656 REMOVAL One Year Requirement is Procedural (2014)

The Court of Appeals for the Ninth Circuit found that the district court improperly remanded on the grounds that the defendants waited too long to have a suit removed to federal court. In Smith v. Mylan, Inc., ____ F3d _____ (9th Cir. 2014) 2014 WL 3805443 plaintiffs filed a wrongful death action in state court suing a number of defendants. The matter could not be removed because the parties were not completely diverse. More than one year after filing the case, the state court dismissed the last remaining non-diverse defendant and two weeks later the remaining defendants removed the matter to federal court, invoking diversity jurisdiction. The plaintiffs did not file a motion to remand or otherwise object to removal and the parties filed a joint report pursuant to Rule 26(f). A few weeks later the district sua sponte remanded the case finding that it was improperly removed more than one year after it commenced in state court.

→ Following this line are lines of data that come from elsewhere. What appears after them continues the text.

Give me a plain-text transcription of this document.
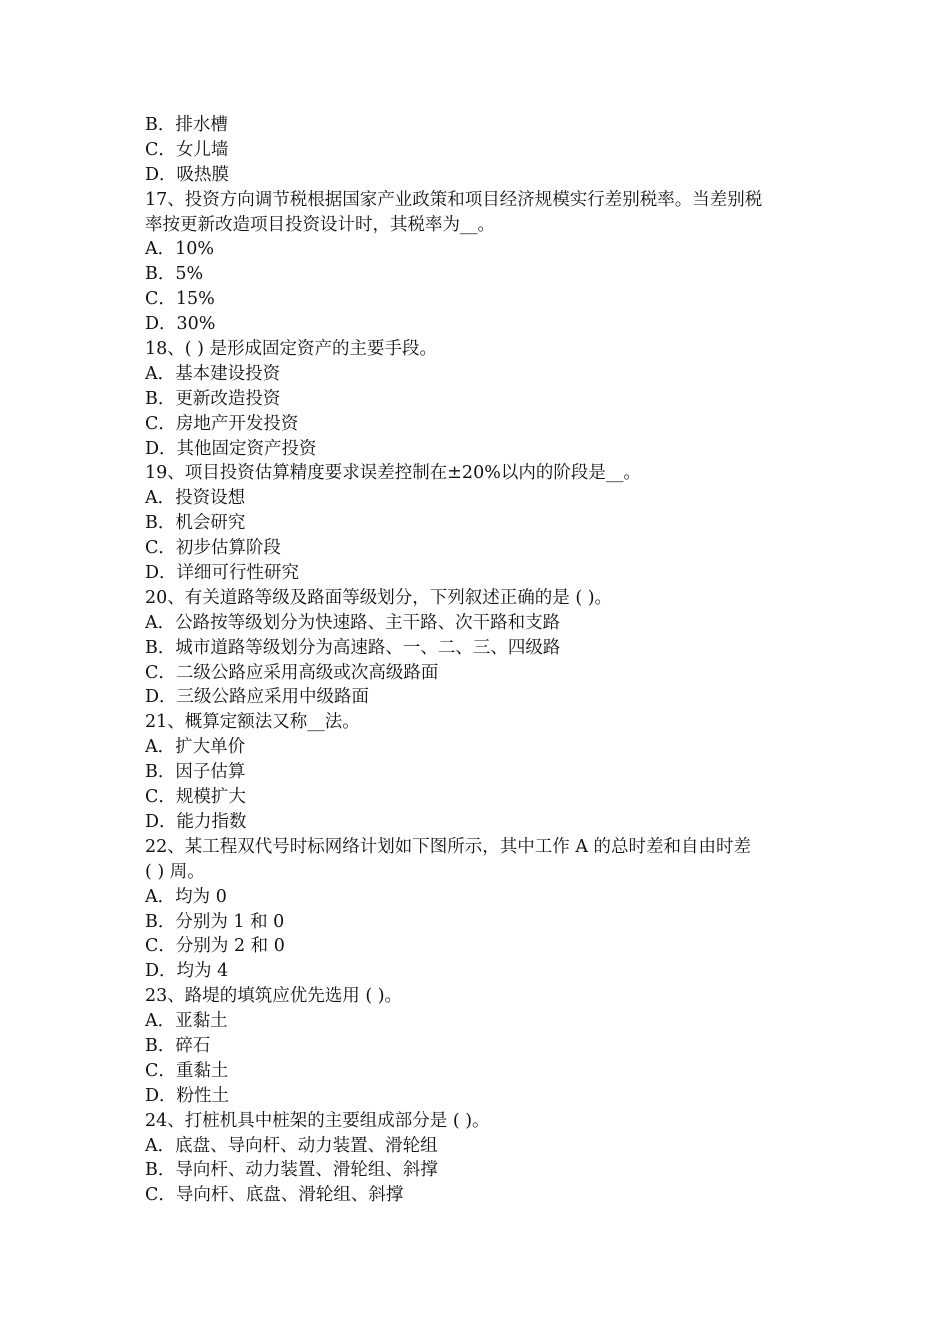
B．排水槽
C．女儿墙
D．吸热膜
17、投资方向调节税根据国家产业政策和项目经济规模实行差别税率。当差别税
率按更新改造项目投资设计时，其税率为__。
A．10%
B．5%
C．15%
D．30%
18、( ) 是形成固定资产的主要手段。
A．基本建设投资
B．更新改造投资
C．房地产开发投资
D．其他固定资产投资
19、项目投资估算精度要求误差控制在±20%以内的阶段是__。
A．投资设想
B．机会研究
C．初步估算阶段
D．详细可行性研究
20、有关道路等级及路面等级划分，下列叙述正确的是 ( )。
A．公路按等级划分为快速路、主干路、次干路和支路
B．城市道路等级划分为高速路、一、二、三、四级路
C．二级公路应采用高级或次高级路面
D．三级公路应采用中级路面
21、概算定额法又称__法。
A．扩大单价
B．因子估算
C．规模扩大
D．能力指数
22、某工程双代号时标网络计划如下图所示，其中工作 A 的总时差和自由时差
( ) 周。
A．均为 0
B．分别为 1 和 0
C．分别为 2 和 0
D．均为 4
23、路堤的填筑应优先选用 ( )。
A．亚黏土
B．碎石
C．重黏土
D．粉性土
24、打桩机具中桩架的主要组成部分是 ( )。
A．底盘、导向杆、动力装置、滑轮组
B．导向杆、动力装置、滑轮组、斜撑
C．导向杆、底盘、滑轮组、斜撑
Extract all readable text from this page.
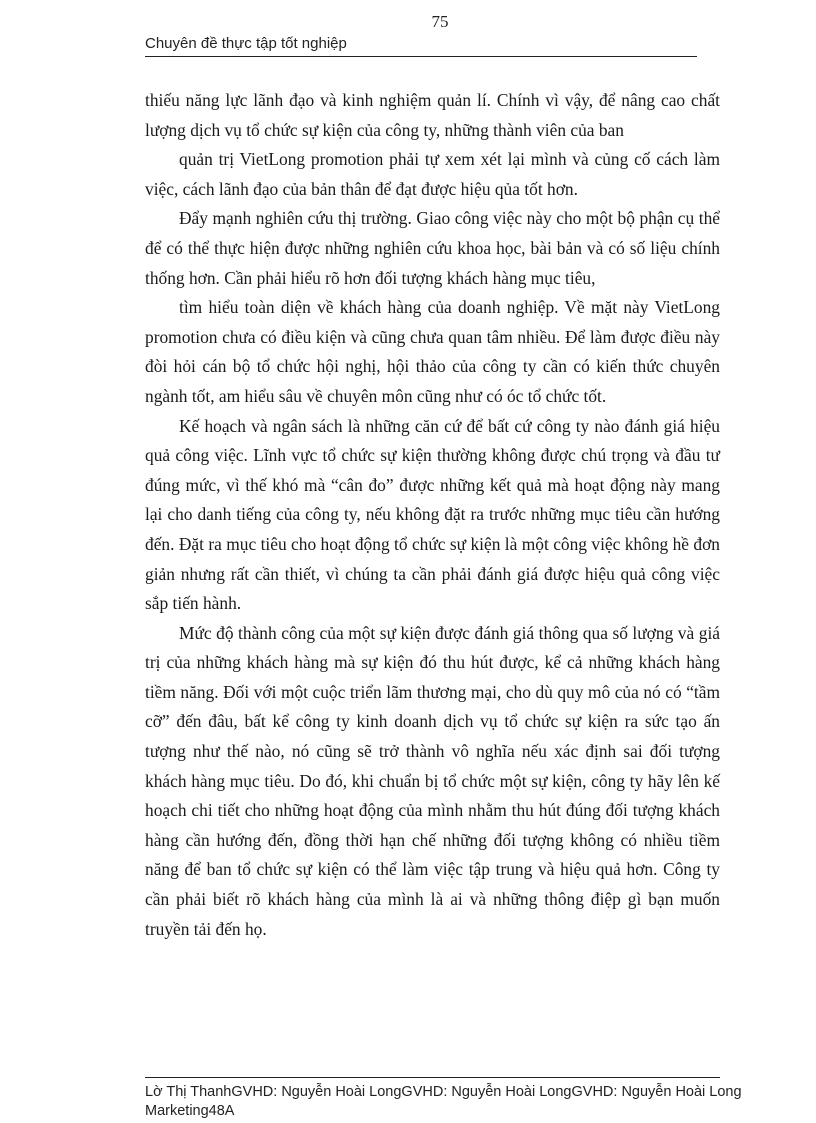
75
Chuyên đề thực tập tốt nghiệp

thiếu năng lực lãnh đạo và kinh nghiệm quản lí. Chính vì vậy, để nâng cao chất lượng dịch vụ tổ chức sự kiện của công ty, những thành viên của ban

quản trị VietLong promotion phải tự xem xét lại mình và củng cố cách làm việc, cách lãnh đạo của bản thân để đạt được hiệu qủa tốt hơn.

Đẩy mạnh nghiên cứu thị trường. Giao công việc này cho một bộ phận cụ thể để có thể thực hiện được những nghiên cứu khoa học, bài bản và có số liệu chính thống hơn. Cần phải hiểu rõ hơn đối tượng khách hàng mục tiêu,

tìm hiểu toàn diện về khách hàng của doanh nghiệp. Về mặt này VietLong promotion chưa có điều kiện và cũng chưa quan tâm nhiều. Để làm được điều này đòi hỏi cán bộ tổ chức hội nghị, hội thảo của công ty cần có kiến thức chuyên ngành tốt, am hiểu sâu về chuyên môn cũng như có óc tổ chức tốt.

Kế hoạch và ngân sách là những căn cứ để bất cứ công ty nào đánh giá hiệu quả công việc. Lĩnh vực tổ chức sự kiện thường không được chú trọng và đầu tư đúng mức, vì thế khó mà “cân đo” được những kết quả mà hoạt động này mang lại cho danh tiếng của công ty, nếu không đặt ra trước những mục tiêu cần hướng đến. Đặt ra mục tiêu cho hoạt động tổ chức sự kiện là một công việc không hề đơn giản nhưng rất cần thiết, vì chúng ta cần phải đánh giá được hiệu quả công việc sắp tiến hành.

Mức độ thành công của một sự kiện được đánh giá thông qua số lượng và giá trị của những khách hàng mà sự kiện đó thu hút được, kể cả những khách hàng tiềm năng. Đối với một cuộc triển lãm thương mại, cho dù quy mô của nó có “tầm cỡ” đến đâu, bất kể công ty kinh doanh dịch vụ tổ chức sự kiện ra sức tạo ấn tượng như thế nào, nó cũng sẽ trở thành vô nghĩa nếu xác định sai đối tượng khách hàng mục tiêu. Do đó, khi chuẩn bị tổ chức một sự kiện, công ty hãy lên kế hoạch chi tiết cho những hoạt động của mình nhằm thu hút đúng đối tượng khách hàng cần hướng đến, đồng thời hạn chế những đối tượng không có nhiều tiềm năng để ban tổ chức sự kiện có thể làm việc tập trung và hiệu quả hơn. Công ty cần phải biết rõ khách hàng của mình là ai và những thông điệp gì bạn muốn truyền tải đến họ.

Lờ Thị ThanhGVHD: Nguyễn Hoài LongGVHD: Nguyễn Hoài LongGVHD: Nguyễn Hoài Long
Marketing48A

The Court of Appeals first held that the one year time limitation for removal of diversity cases is a procedural requirement rather than jurisdictional. The Appellate Court pointed out that the trial court may remand for defects other than a lack of subject matter jurisdiction only upon a timely motion to remand. The court held that because procedural defects are waivable, a district court lacks authority to remand based on the defendants’ violation of 1446(b)’s one-year time limitation absent a timely filed motion to remand. The Appellate Court noted that plaintiffs raised no objection to removal and joined defendants in filing a Rule 26 report and therefore implicitly waived any procedural defect in removal. Since the district court acted in excess of its statutory authority remand order was vacated.